In seiner Regentschaft von 1888 bis 1918 wollte der junge Kaiser seiner Marinebegeisterung im großen Stil nachgehen: das Deutsche Reich zu einer globalen Seemacht umzugestalten und über die Weltmeere zu herrschen. Als Sohn einer britischen Mutter nahm er sich dabei das Vereinigte Königreich zum persönlichen Vorbild. Charakterlich gesehen war Wilhelm II. ein sehr eigensinniger Kaiser. Er verstand sich selbst als „Repräsentant der unitarischen2 Reichsmonarchie“ (Deist 1976, S. 9) und strebte eine Gleichstellung der Armee und der Marine an. Gleichzeitig war der Kaiser aber auch ein (wenn auch teilweise widersprüchlicher) Rhetoriker und Medienakteur, der sich durch öffentliche Auftritte mehr oder weniger gekonnt in Szene zu setzen wusste.3

Großadmiral Alfred von Tirpitz: ambitionierter Militärverwalter und hartnäckiger Stratege

Abb.: Alfred von Tirpitz (1916). Von Nicola Perscheid (1864-1930).
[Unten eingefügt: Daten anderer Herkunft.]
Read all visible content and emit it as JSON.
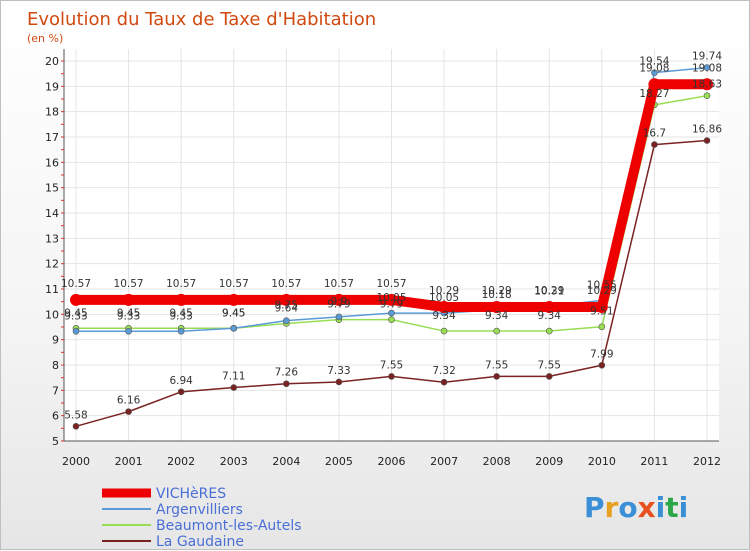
{
  "chart_data": {
    "type": "line",
    "title": "Evolution du Taux de Taxe d'Habitation",
    "subtitle": "(en %)",
    "xlabel": "",
    "ylabel": "",
    "ylim": [
      5,
      20
    ],
    "yticks": [
      "5",
      "6",
      "7",
      "8",
      "9",
      "10",
      "11",
      "12",
      "13",
      "14",
      "15",
      "16",
      "17",
      "18",
      "19",
      "20"
    ],
    "categories": [
      "2000",
      "2001",
      "2002",
      "2003",
      "2004",
      "2005",
      "2006",
      "2007",
      "2008",
      "2009",
      "2010",
      "2011",
      "2012"
    ],
    "series": [
      {
        "name": "VICHèRES",
        "color": "#ee0000",
        "values": [
          10.57,
          10.57,
          10.57,
          10.57,
          10.57,
          10.57,
          10.57,
          10.29,
          10.29,
          10.29,
          10.29,
          19.08,
          19.08
        ],
        "labels": [
          "10.57",
          "10.57",
          "10.57",
          "10.57",
          "10.57",
          "10.57",
          "10.57",
          "10.29",
          "10.29",
          "10.29",
          "10.29",
          "19.08",
          "19.08"
        ]
      },
      {
        "name": "Argenvilliers",
        "color": "#5b9bd5",
        "values": [
          9.33,
          9.33,
          9.33,
          9.45,
          9.75,
          9.9,
          10.05,
          10.05,
          10.18,
          10.31,
          10.55,
          19.54,
          19.74
        ],
        "labels": [
          "9.33",
          "9.33",
          "9.33",
          "9.45",
          "9.75",
          "9.9",
          "10.05",
          "10.05",
          "10.18",
          "10.31",
          "10.55",
          "19.54",
          "19.74"
        ]
      },
      {
        "name": "Beaumont-les-Autels",
        "color": "#99dd55",
        "values": [
          9.45,
          9.45,
          9.45,
          9.45,
          9.64,
          9.79,
          9.79,
          9.34,
          9.34,
          9.34,
          9.51,
          18.27,
          18.63
        ],
        "labels": [
          "9.45",
          "9.45",
          "9.45",
          "9.45",
          "9.64",
          "9.79",
          "9.79",
          "9.34",
          "9.34",
          "9.34",
          "9.51",
          "18.27",
          "18.63"
        ]
      },
      {
        "name": "La Gaudaine",
        "color": "#7a2222",
        "values": [
          5.58,
          6.16,
          6.94,
          7.11,
          7.26,
          7.33,
          7.55,
          7.32,
          7.55,
          7.55,
          7.99,
          16.7,
          16.86
        ],
        "labels": [
          "5.58",
          "6.16",
          "6.94",
          "7.11",
          "7.26",
          "7.33",
          "7.55",
          "7.32",
          "7.55",
          "7.55",
          "7.99",
          "16.7",
          "16.86"
        ]
      }
    ],
    "legend": [
      "VICHèRES",
      "Argenvilliers",
      "Beaumont-les-Autels",
      "La Gaudaine"
    ]
  },
  "brand": {
    "letters": [
      "P",
      "r",
      "o",
      "x",
      "i",
      "t",
      "i"
    ],
    "colors": [
      "#3b8fd6",
      "#e8a020",
      "#3b8fd6",
      "#e85020",
      "#3b8fd6",
      "#2aa84a",
      "#3b8fd6"
    ]
  }
}
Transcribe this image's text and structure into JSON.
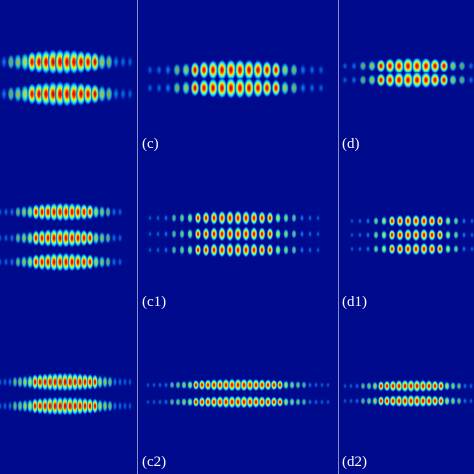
{
  "panels": [
    {
      "label": "(c)"
    },
    {
      "label": "(d)"
    },
    {
      "label": "(c1)"
    },
    {
      "label": "(d1)"
    },
    {
      "label": "(c2)"
    },
    {
      "label": "(d2)"
    }
  ]
}
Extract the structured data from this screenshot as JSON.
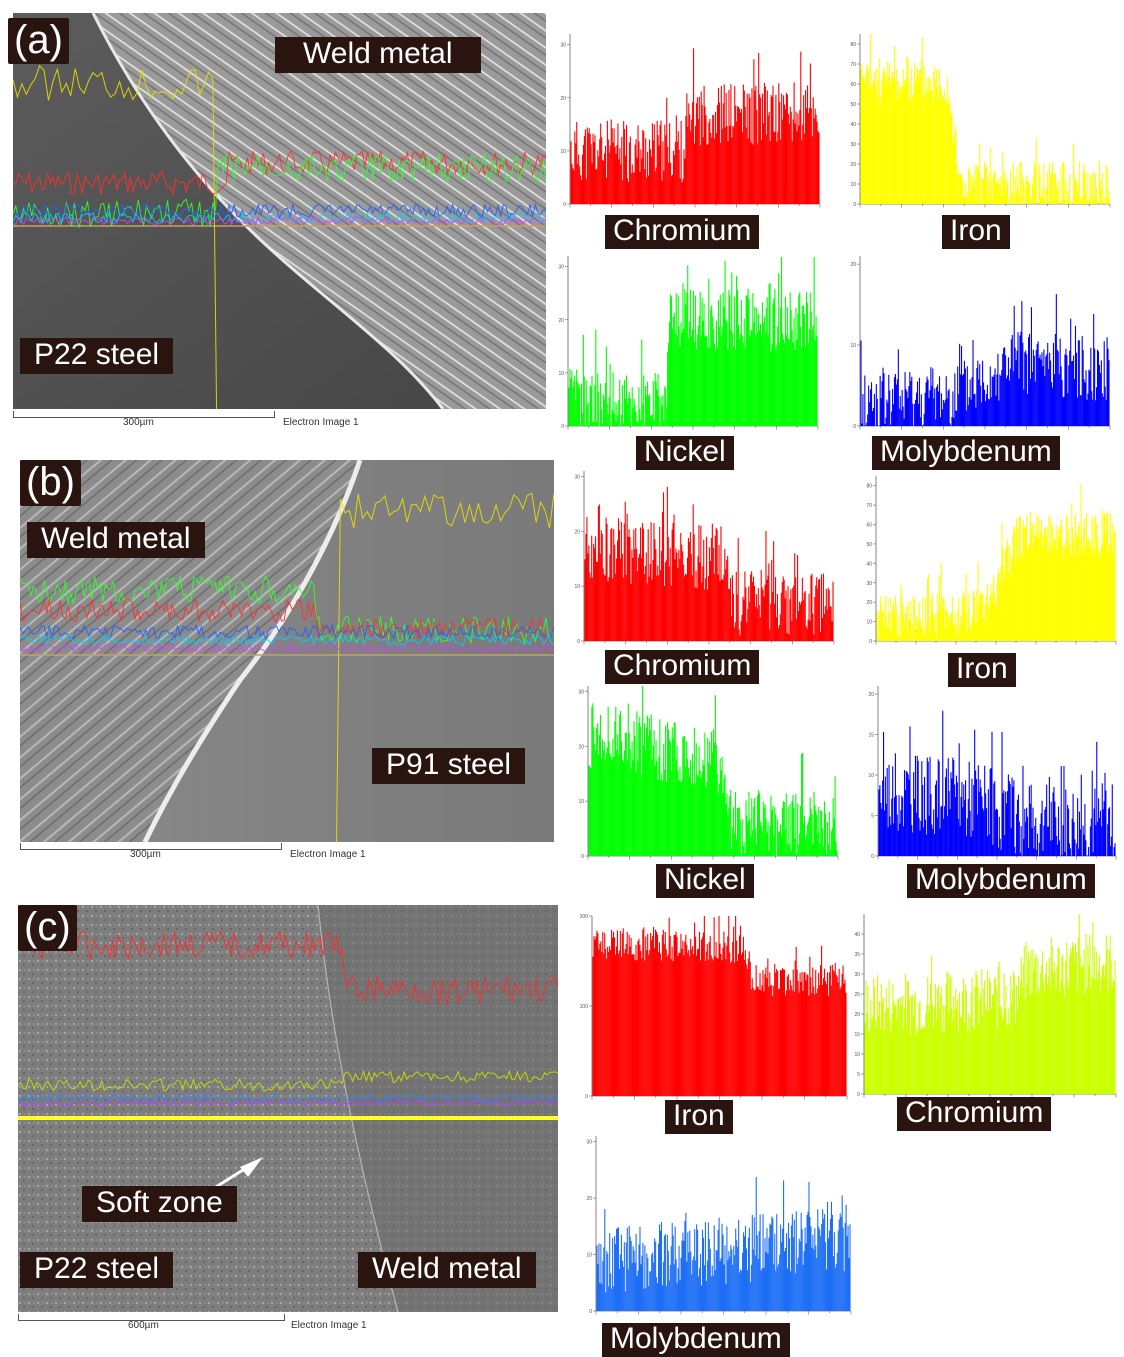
{
  "panels": {
    "a": {
      "letter": "(a)",
      "labels": {
        "weld": "Weld metal",
        "steel": "P22 steel"
      },
      "scale": "300µm",
      "image_caption": "Electron Image 1"
    },
    "b": {
      "letter": "(b)",
      "labels": {
        "weld": "Weld metal",
        "steel": "P91 steel"
      },
      "scale": "300µm",
      "image_caption": "Electron Image 1"
    },
    "c": {
      "letter": "(c)",
      "labels": {
        "soft": "Soft zone",
        "steel": "P22 steel",
        "weld": "Weld metal"
      },
      "scale": "600µm",
      "image_caption": "Electron Image 1"
    }
  },
  "chart_data": [
    {
      "type": "bar",
      "panel": "a",
      "name": "Chromium",
      "color": "#ff0000",
      "ylim": [
        0,
        32
      ],
      "yticks": [
        0,
        10,
        20,
        30
      ],
      "profile": [
        [
          0,
          10
        ],
        [
          0.45,
          10
        ],
        [
          0.5,
          17
        ],
        [
          1,
          17
        ]
      ],
      "noise": 6,
      "seed": 11
    },
    {
      "type": "bar",
      "panel": "a",
      "name": "Iron",
      "color": "#ffff00",
      "ylim": [
        0,
        85
      ],
      "yticks": [
        0,
        10,
        20,
        30,
        40,
        50,
        60,
        70,
        80
      ],
      "profile": [
        [
          0,
          62
        ],
        [
          0.35,
          62
        ],
        [
          0.4,
          10
        ],
        [
          1,
          10
        ]
      ],
      "noise": 12,
      "seed": 23
    },
    {
      "type": "bar",
      "panel": "a",
      "name": "Nickel",
      "color": "#00ff00",
      "ylim": [
        0,
        32
      ],
      "yticks": [
        0,
        10,
        20,
        30
      ],
      "profile": [
        [
          0,
          5
        ],
        [
          0.39,
          5
        ],
        [
          0.41,
          20
        ],
        [
          1,
          20
        ]
      ],
      "noise": 6,
      "seed": 37
    },
    {
      "type": "bar",
      "panel": "a",
      "name": "Molybdenum",
      "color": "#0000ff",
      "ylim": [
        0,
        21
      ],
      "yticks": [
        0,
        10,
        20
      ],
      "profile": [
        [
          0,
          3
        ],
        [
          0.4,
          4
        ],
        [
          0.6,
          8
        ],
        [
          1,
          7
        ]
      ],
      "noise": 4,
      "seed": 41
    },
    {
      "type": "bar",
      "panel": "b",
      "name": "Chromium",
      "color": "#ff0000",
      "ylim": [
        0,
        31
      ],
      "yticks": [
        0,
        10,
        20,
        30
      ],
      "profile": [
        [
          0,
          17
        ],
        [
          0.55,
          15
        ],
        [
          0.6,
          7
        ],
        [
          1,
          7
        ]
      ],
      "noise": 6,
      "seed": 53
    },
    {
      "type": "bar",
      "panel": "b",
      "name": "Iron",
      "color": "#ffff00",
      "ylim": [
        0,
        85
      ],
      "yticks": [
        0,
        10,
        20,
        30,
        40,
        50,
        60,
        70,
        80
      ],
      "profile": [
        [
          0,
          12
        ],
        [
          0.45,
          15
        ],
        [
          0.6,
          55
        ],
        [
          1,
          55
        ]
      ],
      "noise": 12,
      "seed": 61
    },
    {
      "type": "bar",
      "panel": "b",
      "name": "Nickel",
      "color": "#00ff00",
      "ylim": [
        0,
        31
      ],
      "yticks": [
        0,
        10,
        20,
        30
      ],
      "profile": [
        [
          0,
          22
        ],
        [
          0.5,
          18
        ],
        [
          0.58,
          6
        ],
        [
          1,
          6
        ]
      ],
      "noise": 6,
      "seed": 71
    },
    {
      "type": "bar",
      "panel": "b",
      "name": "Molybdenum",
      "color": "#0000ff",
      "ylim": [
        0,
        21
      ],
      "yticks": [
        0,
        5,
        10,
        15,
        20
      ],
      "profile": [
        [
          0,
          8
        ],
        [
          0.45,
          7
        ],
        [
          0.6,
          4
        ],
        [
          1,
          4
        ]
      ],
      "noise": 5,
      "seed": 83
    },
    {
      "type": "bar",
      "panel": "c",
      "name": "Iron",
      "color": "#ff0000",
      "ylim": [
        0,
        200
      ],
      "yticks": [
        0,
        100,
        200
      ],
      "profile": [
        [
          0,
          170
        ],
        [
          0.6,
          165
        ],
        [
          0.63,
          128
        ],
        [
          1,
          128
        ]
      ],
      "noise": 18,
      "seed": 97
    },
    {
      "type": "bar",
      "panel": "c",
      "name": "Chromium",
      "color": "#ccff00",
      "ylim": [
        0,
        45
      ],
      "yticks": [
        0,
        5,
        10,
        15,
        20,
        25,
        30,
        35,
        40
      ],
      "profile": [
        [
          0,
          22
        ],
        [
          0.6,
          24
        ],
        [
          0.65,
          31
        ],
        [
          1,
          33
        ]
      ],
      "noise": 8,
      "seed": 101
    },
    {
      "type": "bar",
      "panel": "c",
      "name": "Molybdenum",
      "color": "#1e6ff5",
      "ylim": [
        0,
        31
      ],
      "yticks": [
        0,
        10,
        20,
        30
      ],
      "profile": [
        [
          0,
          9
        ],
        [
          0.6,
          11
        ],
        [
          1,
          13
        ]
      ],
      "noise": 6,
      "seed": 113
    }
  ]
}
Quelle: Staatsbibliothek zu Berlin – Preußischer Kulturbesitz / Wikimedia Commons, gemeinfrei. https://upload.wikimedia.org/wikipedia/commons/d/d7/Alfred_von_Tirpitz.png

Großadmiral Alfred von Tirpitz (1849-1930) gilt als „Schöpfer der deutschen Hochseeflotte“ (Hubatsch 1955, S. 7). Er war 1865 in die Marine eingetreten und übernahm im Juni 1897 als Staatssekretär die Leitung des Reichsmarineamtes. Mit Antritt dieser Stelle widmete er sich der strategischen Flottenkampagne, welche die Popularität der Marine steigern, das kaiserliche „Flottenprogramm durchsetzen und den Nachwuchs für die Marine […] sichern“ (Kunczik 1997, S. 111f.) sollte.4

Ähnlich wie Kaiser Wilhelm II. ging auch Tirpitz einer gewissen Englandbewunderung nach, die aber auch teils in einen regelrechten Hass auf England umschwenkte. Er zeigte sich enttäuscht von der Unterlegenheit der deutschen Marine und verspürte ein großes Bedürfnis, bei dem Aufbau einer bedeutenden deutschen Kriegsflotte mitzuwirken. Tirpitz wird als lernhungriger, energischer und hochintelligenter Mann beschrieben, der den Aufbau der kaiserlichen Marine in strategischer, taktischer und organisatorischer Hinsicht von 1897 bis 1914 mitbestimmte.5

Friedrich Alfred Krupp: harter Geschäftsmann und Flottenschwärmer

Besonders interessant war die Flottenpolitik verständlicherweise auch für die Rüstungsindustrie, lieferte sie doch die technischen und materiellen Ressourcen für den Schiffsbau und konnte daran kräftig verdienen. Der Firma Krupp wird dabei eine besondere Rolle zugeschrieben, da sie das damalige „Monopol für Panzerplatten und Schiffsgeschütze besaß“ (Kunczik 1997, S. 119). Friedrich Alfred Krupp, Vordermann des Unternehmens Krupp und ebenfalls von der Schifffahrt sehr begeistert, gilt als einer der Hauptantreiber und -nutznießer der deutschen Flottenexpansion.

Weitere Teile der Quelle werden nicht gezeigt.